BEIJING • Over darkened Beijing skies, a moment of blinding light.
For two years, American Justin Gatlin has been the undisputed king of sprinting as well as athletics' most controversial character because of his doping past.
But Usain Bolt yesterday underlined his status as the fastest man on the planet, crossing the line in his season-best 9.79 seconds to beat his rival by just one-hundredth of a second.
American Trayvon Bromell and Canadian Andre de Grasse shared third spot after both timed 9.92sec.
China's only sub-10 man Su Bingtian failed to improve on his semi-final time of 9.99sec, finishing ninth in 10.06sec.
Gatlin, who timed 9.77sec in the semi-finals at the Bird's Nest stadium, is famed not only for having failed two doping tests but also for his explosive starts. But he was pegged equal with Bolt out of the blocks. And there was little in it until 80m. Then Gatlin, in Lane 7, overstretched and faltered through the closing stages while Bolt, in Lane 5, kept his nerve.
"It definitely means a lot because I've been struggling all season. It took me a while to discover what was the problem," said the Jamaican, who has now won nine world titles over 100m, 200m and the 4x100m relay to go with six Olympic golds.
"And it's all held together so I'm just happy."
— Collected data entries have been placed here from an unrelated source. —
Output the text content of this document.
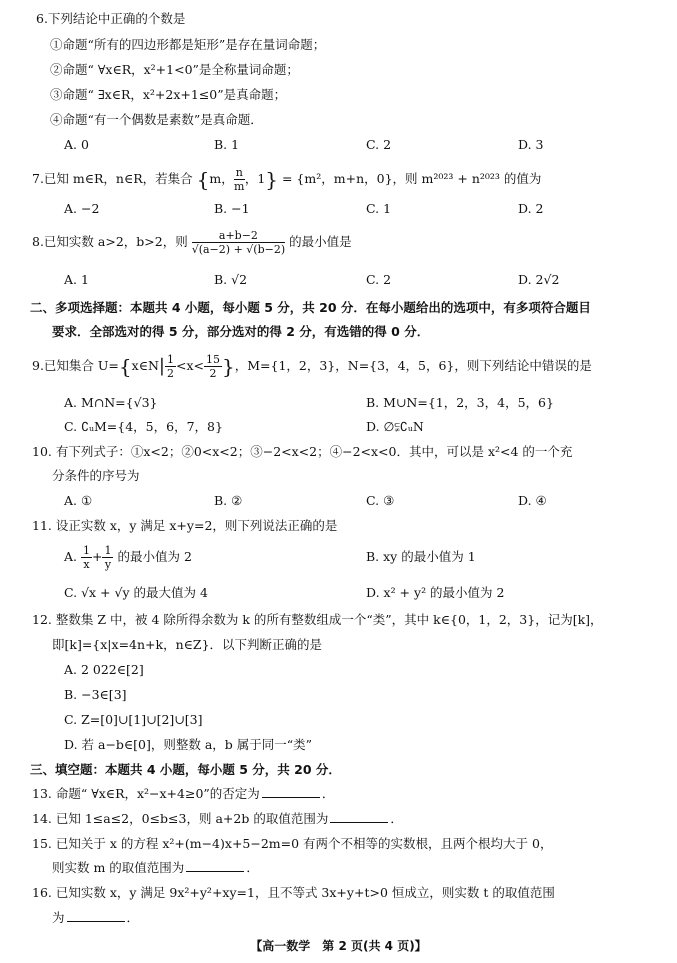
6.下列结论中正确的个数是
①命题“所有的四边形都是矩形”是存在量词命题；
②命题“ ∀x∈R，x²+1<0”是全称量词命题；
③命题“ ∃x∈R，x²+2x+1≤0”是真命题；
④命题“有一个偶数是素数”是真命题．
A. 0	B. 1	C. 2	D. 3
7.已知 m∈R，n∈R，若集合 {m， $\frac{n}{m}$ ，1} = {m²，m+n，0}，则 m²⁰²³ + n²⁰²³ 的值为
A. −2	B. −1	C. 1	D. 2
8.已知实数 a>2，b>2，则 $\frac{a+b-2}{√(a-2) + √(b-2)}$ 的最小值是
A. 1	B. √2	C. 2	D. 2√2
二、多项选择题：本题共 4 小题，每小题 5 分，共 20 分．在每小题给出的选项中，有多项符合题目
要求．全部选对的得 5 分，部分选对的得 2 分，有选错的得 0 分．
9.已知集合 U={x∈N| $\frac{1}{2} <x< \frac{15}{2}$ }，M={1，2，3}，N={3，4，5，6}，则下列结论中错误的是
A. M∩N={√3}	B. M∪N={1，2，3，4，5，6}
C. ∁ᵤM={4，5，6，7，8}	D. ∅⫋∁ᵤN
10. 有下列式子：①x<2；②0<x<2；③−2<x<2；④−2<x<0．其中，可以是 x²<4 的一个充
分条件的序号为
A. ①	B. ②	C. ③	D. ④
11. 设正实数 x，y 满足 x+y=2，则下列说法正确的是
A. $\frac{1}{x} + \frac{1}{y}$ 的最小值为 2	B. xy 的最小值为 1
C. √x + √y 的最大值为 4	D. x² + y² 的最小值为 2
12. 整数集 Z 中，被 4 除所得余数为 k 的所有整数组成一个“类”，其中 k∈{0，1，2，3}，记为[k]，
即[k]={x|x=4n+k，n∈Z}．以下判断正确的是
A. 2 022∈[2]
B. −3∈[3]
C. Z=[0]∪[1]∪[2]∪[3]
D. 若 a−b∈[0]，则整数 a，b 属于同一“类”
三、填空题：本题共 4 小题，每小题 5 分，共 20 分．
13. 命题“ ∀x∈R，x²−x+4≥0”的否定为	．
14. 已知 1≤a≤2，0≤b≤3，则 a+2b 的取值范围为	．
15. 已知关于 x 的方程 x²+(m−4)x+5−2m=0 有两个不相等的实数根，且两个根均大于 0，
则实数 m 的取值范围为	．
16. 已知实数 x，y 满足 9x²+y²+xy=1，且不等式 3x+y+t>0 恒成立，则实数 t 的取值范围
为	．
【高一数学　第 2 页(共 4 页)】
It was the perfect answer to doubts that he could beat Gatlin - who has not lost over 100m or 200m since 2013 and has set personal bests for both distances (9.74sec and 19.57sec) this season.
Bolt had to respond in the semi-finals too to ensure that the showdown would take place.
Then, he tottered around the track for a few steps after coming out of the blocks and needed all his power in the final 50m to get back on terms with de Grasse, who was also awarded a time of 9.96sec.
The difference between Gatlin and Bolt was that the former stumbled when it mattered most.
Five times this year, the American had run faster than 9.80sec but, when the pressure was on yesterday, he blinked.
"Really, I gave it away," said the 33-year-old.
"I stumbled in the last five metres, my arms got a little flaily."
However he denied that the expectations had got to him in his first meeting with Bolt over 100m since the last final in the Moscow World Championships in 2013, when he also came second to the Jamaican.
"No, I've had pressure since 2011," he said.
"You have to come out and run and over the last five metres, it wasn't my day to do so.
"I leaned a little too far forward, and I got a little off balance."
With allegations of widespread doping dominating the build-up to this World Championships, the sport's pantomime villain Gatlin's showdown with Bolt was billed as a battle for clean athletics.
In fact, the nine-lane final had three others who have served doping bans: Jamaica's Asafa Powell and Americans Tyson Gay and Mike Rodgers.
Bolt is the first to decry the idea that he is the "saviour" of track and field but global athletics chiefs will no doubt, at least in private, heave a huge sigh of relief at his win.